Version 1– Pediatric Emergency Care and Resuscitation
Updated and Latest Questions and Correct Answers with
Rationale
1. Which component of the Pediatric Assessment Triangle (PAT) evaluates the patient’s level
of consciousness and muscle tone?
A. Work of Breathing
B. Circulation to Skin
C. Appearance
D. Airway Patency
Ans: C
Rationale: The Appearance component of the Pediatric Assessment Triangle is designed to assess the
child’s neurologic status and overall clinical severity. It includes evaluating characteristics such as tone,
interactiveness, consolability, look or gaze, and speech or cry. This assessment provides an immediate
‘first look’ at the patient’s brain perfusion and oxygenation levels. Unlike the physical examination, this is
done without touching the child to minimize distress. If a child has poor appearance, it often indicates a
serious underlying physiological problem. The other components of the triangle focus on respiratory and
circulatory systems specifically. Therefore, assessing appearance is the primary way to gauge the mental
status of a pediatric patient quickly.
,2. What is the recommended compression-to-ventilation ratio for two-rescuer infant CPR
according to PALS guidelines?
A. 30:2
B. 5:1
C. 15:2
D. 10:1
Ans: C
Rationale: In two-rescuer pediatric CPR, the ratio of compressions to ventilations is 15:2 to ensure
adequate oxygenation. This differs from the single-rescuer ratio, which remains 30:2 to minimize
interruptions in compressions. Pediatric cardiac arrest is most often caused by respiratory failure rather
than primary cardiac issues, making frequent ventilations crucial. By using a 15:2 ratio, rescuers provide
more breaths per minute to address potential hypoxia. This standard applies to both infants and children
until they reach puberty or adult characteristics. Ensuring high-quality compressions while delivering
effective breaths is a core skill in PALS training. Correct execution of this ratio significantly improves the
chances of survival for the young patient.

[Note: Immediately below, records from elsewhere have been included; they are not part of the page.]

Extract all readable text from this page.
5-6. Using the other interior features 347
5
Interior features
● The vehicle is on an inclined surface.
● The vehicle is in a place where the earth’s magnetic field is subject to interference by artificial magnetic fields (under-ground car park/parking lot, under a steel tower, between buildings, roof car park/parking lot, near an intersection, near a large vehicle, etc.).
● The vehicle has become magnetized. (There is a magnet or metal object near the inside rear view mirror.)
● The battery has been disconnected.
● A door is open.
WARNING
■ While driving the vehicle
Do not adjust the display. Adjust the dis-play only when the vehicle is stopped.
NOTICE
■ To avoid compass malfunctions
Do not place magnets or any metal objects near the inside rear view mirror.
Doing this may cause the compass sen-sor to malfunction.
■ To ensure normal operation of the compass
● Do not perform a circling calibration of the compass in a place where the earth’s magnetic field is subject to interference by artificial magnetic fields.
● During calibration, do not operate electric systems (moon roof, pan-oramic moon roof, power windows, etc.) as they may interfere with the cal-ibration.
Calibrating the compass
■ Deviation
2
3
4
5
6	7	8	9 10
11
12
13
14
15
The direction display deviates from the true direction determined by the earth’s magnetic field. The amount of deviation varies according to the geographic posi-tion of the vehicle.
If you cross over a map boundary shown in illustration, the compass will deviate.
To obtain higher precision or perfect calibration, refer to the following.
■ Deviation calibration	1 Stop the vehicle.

,3. When using a manual defibrillator on a pediatric patient, what is the initial recommended
energy dose for the first shock?
A. 1 J/kg
B. 4 J/kg
C. 2 J/kg
D. 10 J/kg
Ans: C
Rationale: The initial energy dose for pediatric defibrillation is 2 Joules per kilogram of the patient’s
body weight. This level is chosen to provide sufficient electrical energy to terminate ventricular
fibrillation while minimizing myocardial damage. If the first shock is unsuccessful, the dose is typically
increased to 4 J/kg for subsequent attempts. PALS guidelines suggest that doses higher than 4 J/kg can be
used, up to a maximum of 10 J/kg or the adult dose. It is essential to use appropriately sized paddles or
pads to ensure the current flows through the heart effectively. Rapid defibrillation is the most effective
treatment for shockable rhythms like pulseless ventricular tachycardia. Providers must also continue
high-quality CPR immediately after the shock is delivered.
, 4. Which of the following is a sign of upper airway obstruction in a pediatric patient?
A. Stridor
B. Expiratory wheezing
C. Crackles
D. Prolonged expiration
Ans: A
Rationale: Stridor is a high-pitched sound heard primarily during inspiration and is a classic indicator of
upper airway obstruction. It is caused by turbulent airflow through a narrowed upper airway, such as the
larynx or trachea. Conditions like croup, epiglottitis, or foreign body aspiration often present with this
specific sound. Expiratory wheezing, on the other hand, usually points to lower airway issues like asthma
or bronchiolitis. Crackles are typically associated with lung tissue diseases such as pneumonia or
pulmonary edema. Recognizing stridor allows the clinician to localize the anatomical site of the
respiratory distress quickly. Management usually involves keeping the child calm and administering
treatments like nebulized epinephrine or steroids. Immediate intervention is required if the stridor
occurs at rest and is accompanied by retractions.